The state of Maryland is an equitable distribution state. This means that assets held in a marital estate are divided in a manner that is considered fair to both parties in the event that a marriage comes to an end. Of course, it’s not uncommon for married couples to accumulate debt during the course of their relationship, which must be accounted for in a divorce settlement.
Is your name on an account?
If your name is on a mortgage, credit card or auto loan account, you’re technically responsible for that debt regardless of what a divorce decree says. This is because the contract that you have with a lender trumps such a document. It may be a good idea to refinance any loans that your spouse is responsible for repaying so that you are no longer associated with them.
What factors are used when splitting debts in divorce?

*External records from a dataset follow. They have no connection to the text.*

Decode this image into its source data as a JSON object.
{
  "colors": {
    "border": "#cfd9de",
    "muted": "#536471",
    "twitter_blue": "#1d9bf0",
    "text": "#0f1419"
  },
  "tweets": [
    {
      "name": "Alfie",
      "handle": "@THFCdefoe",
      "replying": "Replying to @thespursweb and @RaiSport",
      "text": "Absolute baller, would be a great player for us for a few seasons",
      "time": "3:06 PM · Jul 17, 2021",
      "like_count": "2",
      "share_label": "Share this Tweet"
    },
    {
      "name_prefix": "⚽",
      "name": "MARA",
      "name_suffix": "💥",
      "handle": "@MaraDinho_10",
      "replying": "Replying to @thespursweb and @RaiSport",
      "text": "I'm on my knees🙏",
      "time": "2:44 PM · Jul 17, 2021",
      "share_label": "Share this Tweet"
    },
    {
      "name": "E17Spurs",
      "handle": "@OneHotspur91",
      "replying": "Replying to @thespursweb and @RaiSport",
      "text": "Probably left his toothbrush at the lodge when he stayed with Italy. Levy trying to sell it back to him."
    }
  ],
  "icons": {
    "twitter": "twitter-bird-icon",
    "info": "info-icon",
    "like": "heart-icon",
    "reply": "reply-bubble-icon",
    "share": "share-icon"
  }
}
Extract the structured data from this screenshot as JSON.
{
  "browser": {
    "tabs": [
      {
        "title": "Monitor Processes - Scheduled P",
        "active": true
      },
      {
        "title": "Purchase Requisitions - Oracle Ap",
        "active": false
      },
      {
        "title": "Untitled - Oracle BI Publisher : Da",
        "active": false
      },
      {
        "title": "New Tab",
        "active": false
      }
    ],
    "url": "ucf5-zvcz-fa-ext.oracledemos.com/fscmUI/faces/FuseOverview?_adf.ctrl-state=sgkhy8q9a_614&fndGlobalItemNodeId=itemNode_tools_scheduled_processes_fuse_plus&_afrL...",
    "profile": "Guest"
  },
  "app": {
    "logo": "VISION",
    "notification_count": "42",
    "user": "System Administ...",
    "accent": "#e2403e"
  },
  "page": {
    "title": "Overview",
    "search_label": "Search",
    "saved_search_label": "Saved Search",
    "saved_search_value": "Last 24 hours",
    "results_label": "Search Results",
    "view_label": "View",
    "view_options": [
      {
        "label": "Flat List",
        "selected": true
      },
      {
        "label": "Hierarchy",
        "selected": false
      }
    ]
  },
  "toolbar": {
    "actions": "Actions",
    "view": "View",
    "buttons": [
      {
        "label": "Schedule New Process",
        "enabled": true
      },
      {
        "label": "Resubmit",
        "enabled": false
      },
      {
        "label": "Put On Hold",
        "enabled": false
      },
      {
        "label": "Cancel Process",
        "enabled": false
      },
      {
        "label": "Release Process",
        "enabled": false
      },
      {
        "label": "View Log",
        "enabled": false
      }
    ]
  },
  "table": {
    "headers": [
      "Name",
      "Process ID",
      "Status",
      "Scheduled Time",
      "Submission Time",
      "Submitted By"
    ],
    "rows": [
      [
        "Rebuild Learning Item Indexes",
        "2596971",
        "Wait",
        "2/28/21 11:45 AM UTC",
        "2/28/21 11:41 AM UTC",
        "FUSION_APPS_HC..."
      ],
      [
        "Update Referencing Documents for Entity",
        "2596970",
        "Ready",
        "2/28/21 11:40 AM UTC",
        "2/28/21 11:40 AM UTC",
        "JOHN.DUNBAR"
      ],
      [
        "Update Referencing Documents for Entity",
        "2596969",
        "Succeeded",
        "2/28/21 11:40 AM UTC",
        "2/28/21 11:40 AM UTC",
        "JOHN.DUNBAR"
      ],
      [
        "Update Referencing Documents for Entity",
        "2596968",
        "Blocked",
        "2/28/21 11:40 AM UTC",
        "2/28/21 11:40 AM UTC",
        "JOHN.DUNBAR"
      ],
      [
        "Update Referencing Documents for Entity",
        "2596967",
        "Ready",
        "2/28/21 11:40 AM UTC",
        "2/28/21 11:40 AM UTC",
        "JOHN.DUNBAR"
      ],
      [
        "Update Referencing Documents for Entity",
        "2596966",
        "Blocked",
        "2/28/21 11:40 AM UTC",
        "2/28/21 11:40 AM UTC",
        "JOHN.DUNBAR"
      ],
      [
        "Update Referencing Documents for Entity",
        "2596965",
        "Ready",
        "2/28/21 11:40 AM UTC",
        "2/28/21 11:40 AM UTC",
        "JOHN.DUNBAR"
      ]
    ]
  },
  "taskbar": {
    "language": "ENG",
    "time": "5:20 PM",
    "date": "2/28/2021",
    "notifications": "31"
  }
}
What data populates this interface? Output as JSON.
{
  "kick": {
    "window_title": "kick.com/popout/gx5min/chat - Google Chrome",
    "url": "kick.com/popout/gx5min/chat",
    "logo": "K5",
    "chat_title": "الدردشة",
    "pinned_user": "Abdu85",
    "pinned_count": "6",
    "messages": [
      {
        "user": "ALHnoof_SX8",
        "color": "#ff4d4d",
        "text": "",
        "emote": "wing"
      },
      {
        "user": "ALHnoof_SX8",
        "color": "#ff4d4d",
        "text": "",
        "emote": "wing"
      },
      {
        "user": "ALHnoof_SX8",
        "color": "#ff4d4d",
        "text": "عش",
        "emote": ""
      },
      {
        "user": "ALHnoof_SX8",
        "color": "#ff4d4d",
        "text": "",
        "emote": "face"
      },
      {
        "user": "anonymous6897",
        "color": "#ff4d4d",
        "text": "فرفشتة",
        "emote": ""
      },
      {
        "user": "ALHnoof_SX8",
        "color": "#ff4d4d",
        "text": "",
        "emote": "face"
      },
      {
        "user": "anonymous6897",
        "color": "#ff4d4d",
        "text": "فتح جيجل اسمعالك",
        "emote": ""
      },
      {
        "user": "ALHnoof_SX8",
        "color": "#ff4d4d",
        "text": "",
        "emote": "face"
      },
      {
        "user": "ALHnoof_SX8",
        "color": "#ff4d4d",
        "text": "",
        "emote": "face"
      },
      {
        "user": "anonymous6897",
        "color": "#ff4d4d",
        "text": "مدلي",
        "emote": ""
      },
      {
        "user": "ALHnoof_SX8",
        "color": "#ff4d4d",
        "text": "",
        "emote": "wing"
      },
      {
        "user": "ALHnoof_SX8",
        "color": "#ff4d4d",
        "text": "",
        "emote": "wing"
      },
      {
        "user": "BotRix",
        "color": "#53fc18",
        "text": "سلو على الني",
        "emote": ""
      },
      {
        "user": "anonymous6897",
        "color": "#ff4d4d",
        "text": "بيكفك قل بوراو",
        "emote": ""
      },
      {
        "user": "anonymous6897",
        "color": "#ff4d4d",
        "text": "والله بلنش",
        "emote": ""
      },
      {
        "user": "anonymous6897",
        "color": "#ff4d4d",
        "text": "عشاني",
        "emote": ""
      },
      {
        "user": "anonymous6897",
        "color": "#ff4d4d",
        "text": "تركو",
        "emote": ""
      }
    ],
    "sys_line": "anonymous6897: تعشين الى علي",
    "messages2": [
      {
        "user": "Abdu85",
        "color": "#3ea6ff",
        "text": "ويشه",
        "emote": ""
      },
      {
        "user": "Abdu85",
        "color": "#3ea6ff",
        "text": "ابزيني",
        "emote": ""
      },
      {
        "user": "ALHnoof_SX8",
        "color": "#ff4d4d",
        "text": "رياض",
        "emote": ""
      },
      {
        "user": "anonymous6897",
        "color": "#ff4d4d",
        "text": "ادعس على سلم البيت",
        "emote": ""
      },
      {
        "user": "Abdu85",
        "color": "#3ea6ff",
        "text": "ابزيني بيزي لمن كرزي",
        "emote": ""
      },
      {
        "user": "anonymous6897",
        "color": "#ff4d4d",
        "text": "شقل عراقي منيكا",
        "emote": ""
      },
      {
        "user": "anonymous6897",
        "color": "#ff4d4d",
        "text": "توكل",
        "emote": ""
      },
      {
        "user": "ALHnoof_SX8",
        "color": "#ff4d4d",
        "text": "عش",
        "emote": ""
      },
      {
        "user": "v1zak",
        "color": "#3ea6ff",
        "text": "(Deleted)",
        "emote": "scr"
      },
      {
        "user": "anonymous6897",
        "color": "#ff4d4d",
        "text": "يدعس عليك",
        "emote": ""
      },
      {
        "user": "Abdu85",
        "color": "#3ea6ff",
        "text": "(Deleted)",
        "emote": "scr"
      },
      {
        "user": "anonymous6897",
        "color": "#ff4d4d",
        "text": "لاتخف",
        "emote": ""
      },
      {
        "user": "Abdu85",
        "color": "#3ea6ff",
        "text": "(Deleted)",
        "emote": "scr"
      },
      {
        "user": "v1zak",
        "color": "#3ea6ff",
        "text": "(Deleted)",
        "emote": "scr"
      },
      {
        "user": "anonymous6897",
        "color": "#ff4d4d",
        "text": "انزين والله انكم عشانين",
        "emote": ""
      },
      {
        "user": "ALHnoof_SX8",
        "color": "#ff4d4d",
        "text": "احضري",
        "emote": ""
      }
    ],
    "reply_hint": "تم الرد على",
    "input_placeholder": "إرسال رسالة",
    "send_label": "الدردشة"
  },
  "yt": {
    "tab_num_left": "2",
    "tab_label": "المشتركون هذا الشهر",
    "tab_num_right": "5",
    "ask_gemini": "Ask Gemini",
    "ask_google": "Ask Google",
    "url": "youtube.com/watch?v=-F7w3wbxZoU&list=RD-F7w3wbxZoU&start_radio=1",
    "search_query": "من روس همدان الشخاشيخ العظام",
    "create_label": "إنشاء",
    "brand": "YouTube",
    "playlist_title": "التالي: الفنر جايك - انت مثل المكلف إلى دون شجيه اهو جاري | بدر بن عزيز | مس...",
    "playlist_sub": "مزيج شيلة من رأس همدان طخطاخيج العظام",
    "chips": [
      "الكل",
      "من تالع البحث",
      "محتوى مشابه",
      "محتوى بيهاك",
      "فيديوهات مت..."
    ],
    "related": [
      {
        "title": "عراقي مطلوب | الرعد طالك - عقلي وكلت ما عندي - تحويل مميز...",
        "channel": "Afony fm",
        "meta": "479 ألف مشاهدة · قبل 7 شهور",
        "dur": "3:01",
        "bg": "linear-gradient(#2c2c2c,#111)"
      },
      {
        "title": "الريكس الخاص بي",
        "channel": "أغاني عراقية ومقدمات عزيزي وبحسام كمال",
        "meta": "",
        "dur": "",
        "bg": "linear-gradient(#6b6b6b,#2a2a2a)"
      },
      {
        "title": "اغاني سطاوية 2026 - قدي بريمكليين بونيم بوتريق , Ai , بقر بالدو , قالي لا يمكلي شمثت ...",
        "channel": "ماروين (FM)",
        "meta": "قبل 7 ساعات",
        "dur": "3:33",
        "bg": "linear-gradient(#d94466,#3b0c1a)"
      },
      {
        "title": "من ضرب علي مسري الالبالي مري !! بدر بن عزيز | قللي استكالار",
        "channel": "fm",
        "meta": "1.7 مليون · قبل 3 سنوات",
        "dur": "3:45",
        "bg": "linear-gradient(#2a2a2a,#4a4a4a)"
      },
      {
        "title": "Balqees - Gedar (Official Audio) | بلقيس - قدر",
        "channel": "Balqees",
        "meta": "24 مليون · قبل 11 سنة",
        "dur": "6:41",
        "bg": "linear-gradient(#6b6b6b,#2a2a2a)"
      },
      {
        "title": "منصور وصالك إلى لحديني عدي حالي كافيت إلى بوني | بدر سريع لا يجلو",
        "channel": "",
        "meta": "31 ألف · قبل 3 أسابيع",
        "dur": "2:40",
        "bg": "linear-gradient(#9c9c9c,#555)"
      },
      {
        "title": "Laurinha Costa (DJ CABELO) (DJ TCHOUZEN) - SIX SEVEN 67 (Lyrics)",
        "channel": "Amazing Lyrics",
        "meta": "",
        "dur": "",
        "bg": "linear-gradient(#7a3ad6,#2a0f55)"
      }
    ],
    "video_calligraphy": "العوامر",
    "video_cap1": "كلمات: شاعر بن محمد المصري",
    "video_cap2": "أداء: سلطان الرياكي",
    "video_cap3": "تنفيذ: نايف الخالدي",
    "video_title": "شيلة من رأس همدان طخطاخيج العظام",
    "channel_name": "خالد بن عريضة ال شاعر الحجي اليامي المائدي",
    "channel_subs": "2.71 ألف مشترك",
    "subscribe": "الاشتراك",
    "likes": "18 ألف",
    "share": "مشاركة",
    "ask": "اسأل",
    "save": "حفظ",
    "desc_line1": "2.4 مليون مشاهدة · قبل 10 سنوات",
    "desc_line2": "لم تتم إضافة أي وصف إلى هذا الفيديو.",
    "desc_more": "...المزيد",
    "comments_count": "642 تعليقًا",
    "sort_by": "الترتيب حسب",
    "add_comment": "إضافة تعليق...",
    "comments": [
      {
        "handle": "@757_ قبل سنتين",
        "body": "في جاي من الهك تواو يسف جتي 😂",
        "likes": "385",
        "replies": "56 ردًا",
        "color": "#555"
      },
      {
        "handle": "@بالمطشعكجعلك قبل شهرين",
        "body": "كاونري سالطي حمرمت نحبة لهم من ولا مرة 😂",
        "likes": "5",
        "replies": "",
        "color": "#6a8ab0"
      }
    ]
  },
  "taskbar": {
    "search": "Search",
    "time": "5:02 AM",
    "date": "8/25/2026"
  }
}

In some cases, joint debts are split evenly as part of a property division settlement. However, if one spouse earns significantly more than the other, that person may be liable for paying a larger percentage of any balances remaining at the time of a divorce. If a debt is considered to be your spouse’s separate property, it’s unlikely that you will be required to pay it.
If you are planning to get a divorce, it’s a good idea to gather as many financial documents as you can get before filing any paperwork. Doing so may make it easier to obtain a fair and equitable settlement. Depending on the facts of your case, this may mean that you aren’t responsible for paying any joint debts that were accumulated during the course of your relationship.